Talks are desperately needed to halt the escalation underway over the last several weeks. Tehran is more constrained than it has been in decades due to U.S. sanctions and, instead of more bullying, the Trump administration should take a deep pause and offer a concession that enables Rouhani and Zarif to return to talks — a gesture that would meet Iran’s requirement of “showing respect.”
Otherwise, the July 4 deadline Iran set for Europe to bail Iran out of its monetary loss from sanctions — a non-starter, and something that European states which are signatories to the Iran deal are incapable of achieving — will come and go. And then Iran likely will reinvigorate its nuclear program with alarming speed, while its proxies target U.S. interests in the region.

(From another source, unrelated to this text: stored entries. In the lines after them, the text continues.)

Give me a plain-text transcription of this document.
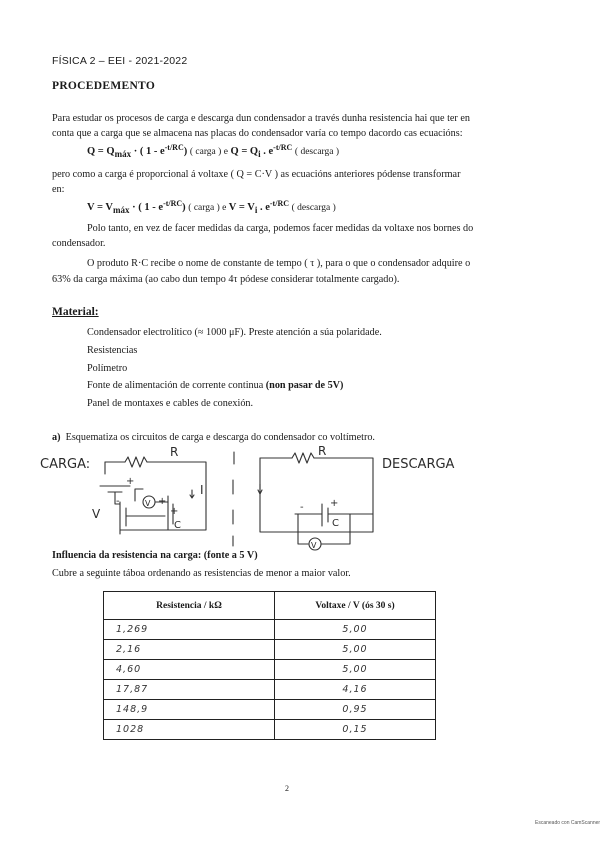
FÍSICA 2 – EEI - 2021-2022
PROCEDEMENTO
Para estudar os procesos de carga e descarga dun condensador a través dunha resistencia hai que ter en
conta que a carga que se almacena nas placas do condensador varía co tempo dacordo cas ecuacións:
Q = Qmáx · ( $1 - e^{-t/RC}$) ( carga ) e Q = Qi . $e^{-t/RC}$ ( descarga )
pero como a carga é proporcional á voltaxe ( Q = C·V ) as ecuacións anteriores pódense transformar
en:
V = Vmáx · ( $1 - e^{-t/RC}$) ( carga ) e V = Vi . $e^{-t/RC}$ ( descarga )
Polo tanto, en vez de facer medidas da carga, podemos facer medidas da voltaxe nos bornes do
condensador.
O produto R·C recibe o nome de constante de tempo ( τ ), para o que o condensador adquire o
63% da carga máxima (ao cabo dun tempo 4τ pódese considerar totalmente cargado).
Material:
Condensador electrolítico (≈ 1000 μF). Preste atención a súa polaridade.
Resistencias
Polímetro
Fonte de alimentación de corrente continua (non pasar de 5V)
Panel de montaxes e cables de conexión.
a) Esquematiza os circuitos de carga e descarga do condensador co voltímetro.
CARGA:
R
I
V
V
C
+
+
+
-
R
DESCARGA
C
+
-
V
Influencia da resistencia na carga: (fonte a 5 V)
Cubre a seguinte táboa ordenando as resistencias de menor a maior valor.
Resistencia / kΩ	Voltaxe / V (ós 30 s)
1,269	5,00
2,16	5,00
4,60	5,00
17,87	4,16
148,9	0,95
1028	0,15
2
Escaneado con CamScanner
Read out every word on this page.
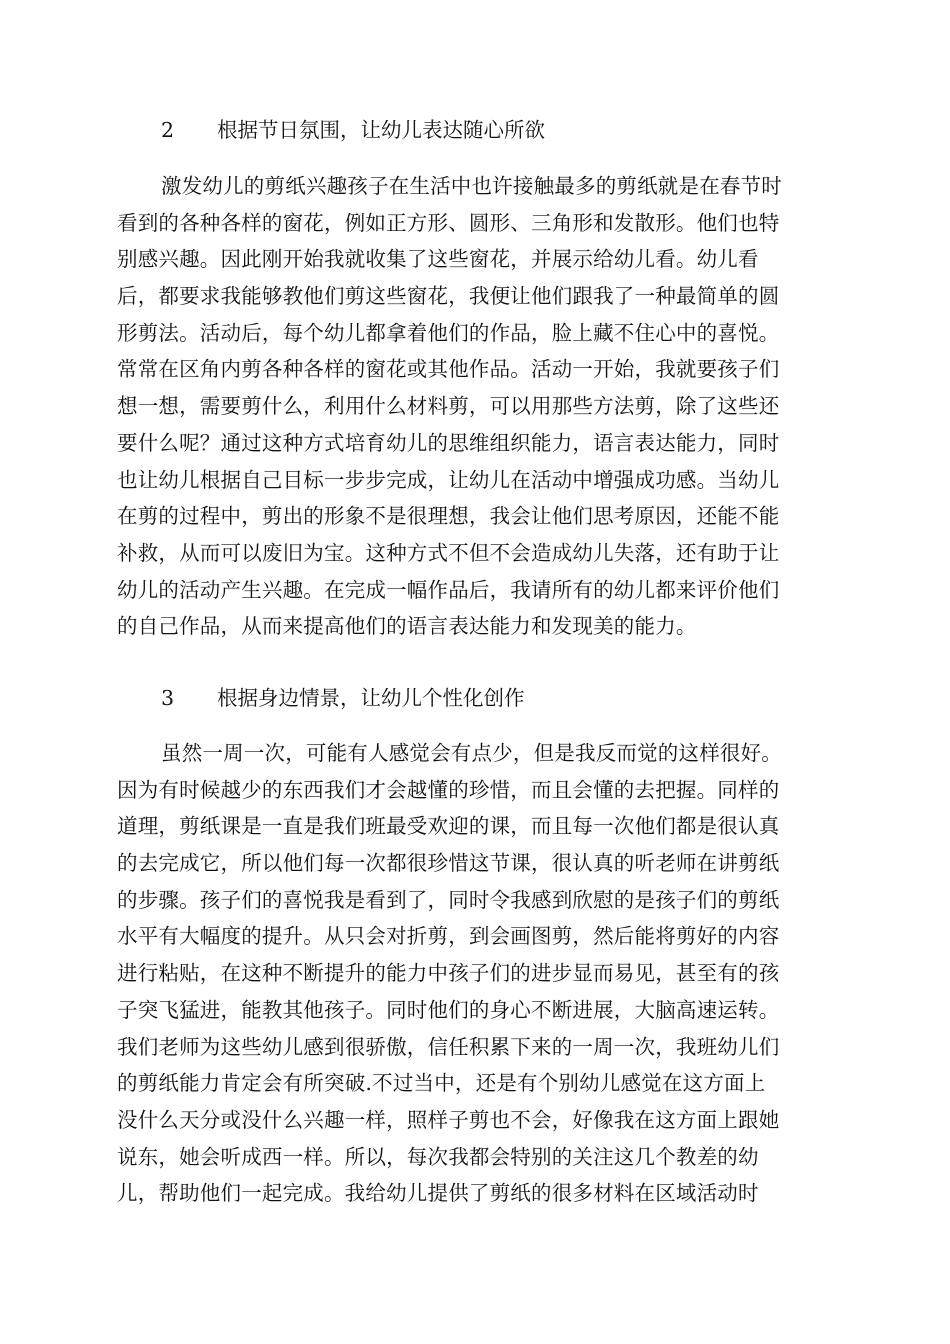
2 根据节日氛围，让幼儿表达随心所欲
激发幼儿的剪纸兴趣孩子在生活中也许接触最多的剪纸就是在春节时
看到的各种各样的窗花，例如正方形、圆形、三角形和发散形。他们也特
别感兴趣。因此刚开始我就收集了这些窗花，并展示给幼儿看。幼儿看
后，都要求我能够教他们剪这些窗花，我便让他们跟我了一种最简单的圆
形剪法。活动后，每个幼儿都拿着他们的作品，脸上藏不住心中的喜悦。
常常在区角内剪各种各样的窗花或其他作品。活动一开始，我就要孩子们
想一想，需要剪什么，利用什么材料剪，可以用那些方法剪，除了这些还
要什么呢？通过这种方式培育幼儿的思维组织能力，语言表达能力，同时
也让幼儿根据自己目标一步步完成，让幼儿在活动中增强成功感。当幼儿
在剪的过程中，剪出的形象不是很理想，我会让他们思考原因，还能不能
补救，从而可以废旧为宝。这种方式不但不会造成幼儿失落，还有助于让
幼儿的活动产生兴趣。在完成一幅作品后，我请所有的幼儿都来评价他们
的自己作品，从而来提高他们的语言表达能力和发现美的能力。
3 根据身边情景，让幼儿个性化创作
虽然一周一次，可能有人感觉会有点少，但是我反而觉的这样很好。
因为有时候越少的东西我们才会越懂的珍惜，而且会懂的去把握。同样的
道理，剪纸课是一直是我们班最受欢迎的课，而且每一次他们都是很认真
的去完成它，所以他们每一次都很珍惜这节课，很认真的听老师在讲剪纸
的步骤。孩子们的喜悦我是看到了，同时令我感到欣慰的是孩子们的剪纸
水平有大幅度的提升。从只会对折剪，到会画图剪，然后能将剪好的内容
进行粘贴，在这种不断提升的能力中孩子们的进步显而易见，甚至有的孩
子突飞猛进，能教其他孩子。同时他们的身心不断进展，大脑高速运转。
我们老师为这些幼儿感到很骄傲，信任积累下来的一周一次，我班幼儿们
的剪纸能力肯定会有所突破.不过当中，还是有个别幼儿感觉在这方面上
没什么天分或没什么兴趣一样，照样子剪也不会，好像我在这方面上跟她
说东，她会听成西一样。所以，每次我都会特别的关注这几个教差的幼
儿，帮助他们一起完成。我给幼儿提供了剪纸的很多材料在区域活动时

Geneive Abdo is a resident scholar at the Arabia Foundation, a Washington-based think tank funded by Saudi interests and focused on Saudi issues, as well as the author of four books on the Middle East and on Muslims in America. From 1998 to 2001 she was a correspondent in Iran for Britain’s The Guardian newspaper and a contributor to The Economist and the International Herald Tribune — the first American journalist based there following Iran’s 1979 Islamic Revolution. She also worked for the United Nations Alliance of Civilizations, created under former UN Secretary General Kofi Annan to mediate between Western and Islamic countries.